"Ah, you're too lovely!" she burst out at last. "It is more than I deserve that you should take it all like this, as if there really wasn't anything." The elder lady's eyes wavered a little at the plain words.
"I'm too deeply doubtful of it to take it any other way," she said.
"That is why I feel most guilty," Flora explained. "For dragging you into it and then—bringing it into your house." She glanced around at the high, quiet, damasked room. "Such a thing to happen here!"
"Ah, my dear,"—Mrs. Herrick's laugh was uncertain—"the things that have happened here—the things that have happened and been endured and been forgotten! and see," she said, laying her hand on one of the walls, "the peace of it now!"

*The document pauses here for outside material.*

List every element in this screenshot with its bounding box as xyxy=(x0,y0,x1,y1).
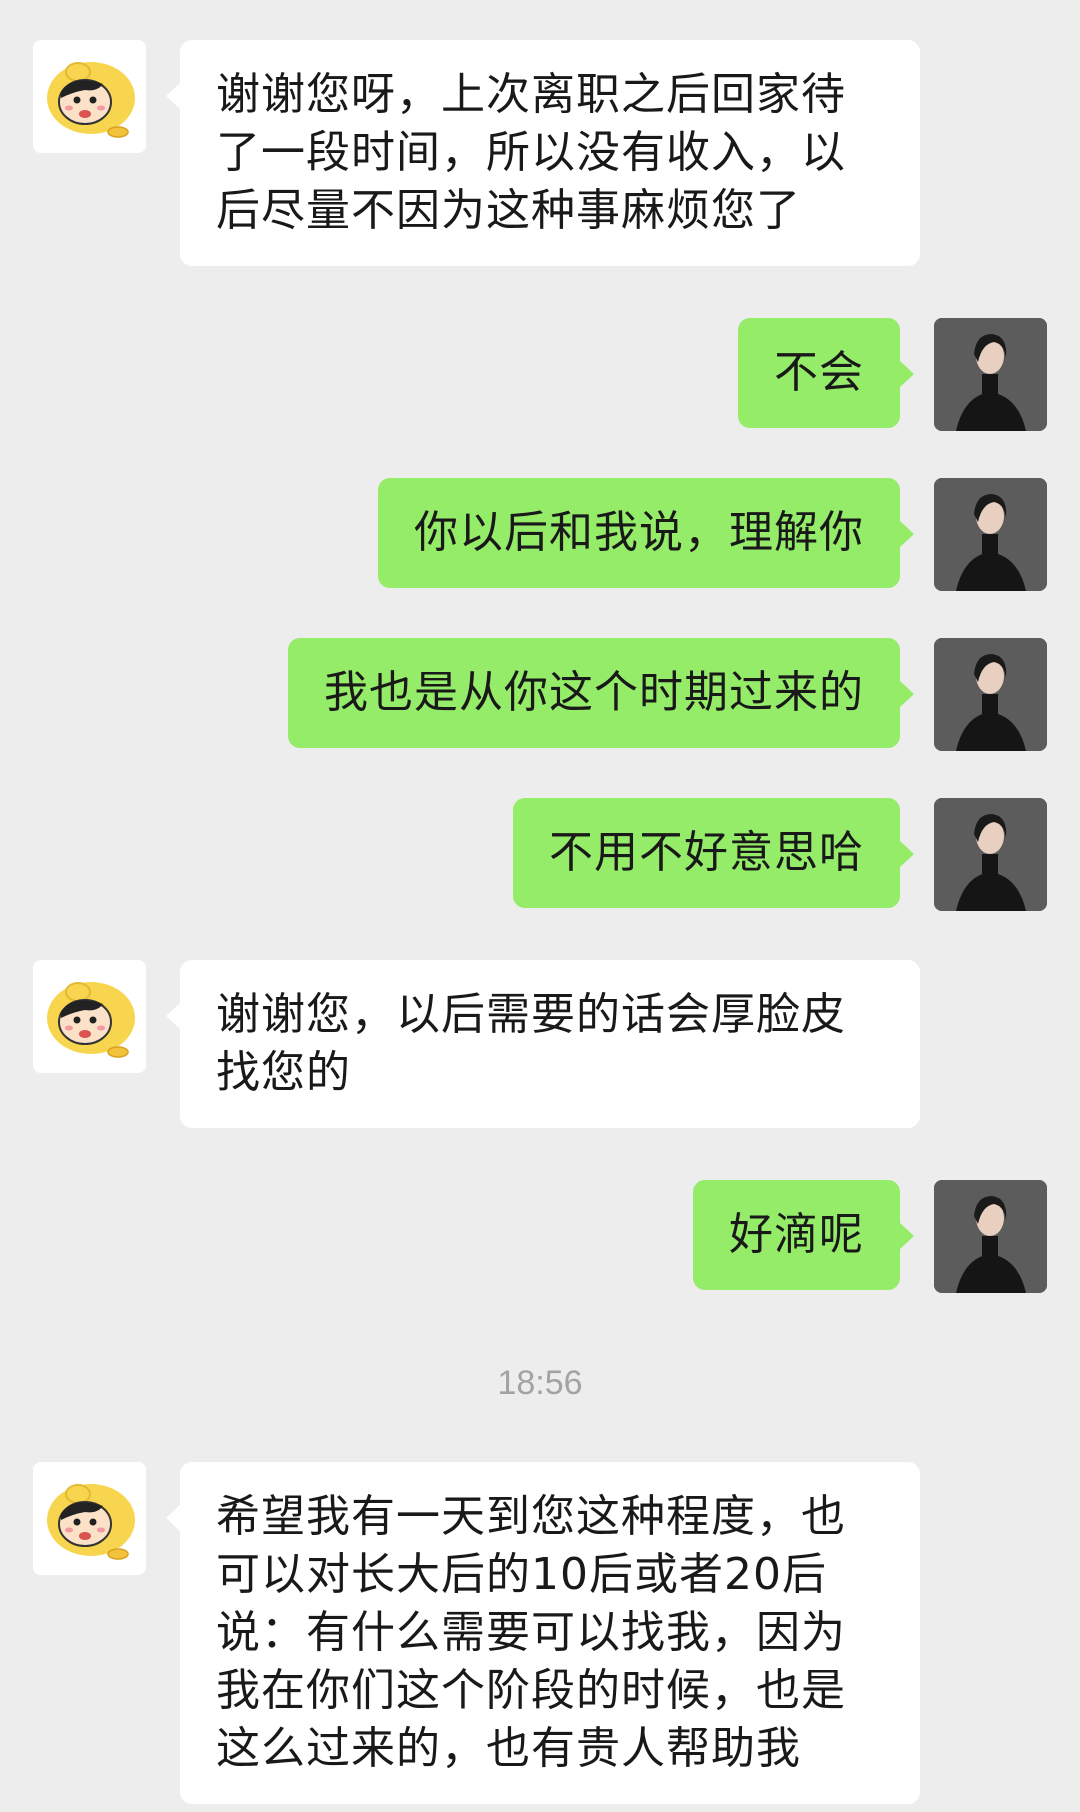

Flora wondered. She seemed to feel such distances of life extending yet beyond her sight as dwindled her, tiny and innocent.
"It isn't what happens, but the way we take it that makes the afterward," Mrs. Herrick added.
The thought of an afterward had stood very dim in Flora's mind, and even now that Mrs. Herrick's words confronted her with it she couldn't fancy what it would be like. She couldn't imagine her existence going on at all on the other side of failure.
"But suppose," she tremulously urged, "suppose there seemed only one way to take what had happened to you, and that way, if it failed, would leave you no afterward at all, no peace, no courage, nothing."
Mrs. Herrick's eyes fixed her with their deep pity and their deeper apprehension. "There are few things so bad as that," she said slowly, "and those are the ones we must not touch."
Flora paused a moment on the brink of her last plunge. "Do you think what I am going to do is such a thing as that?"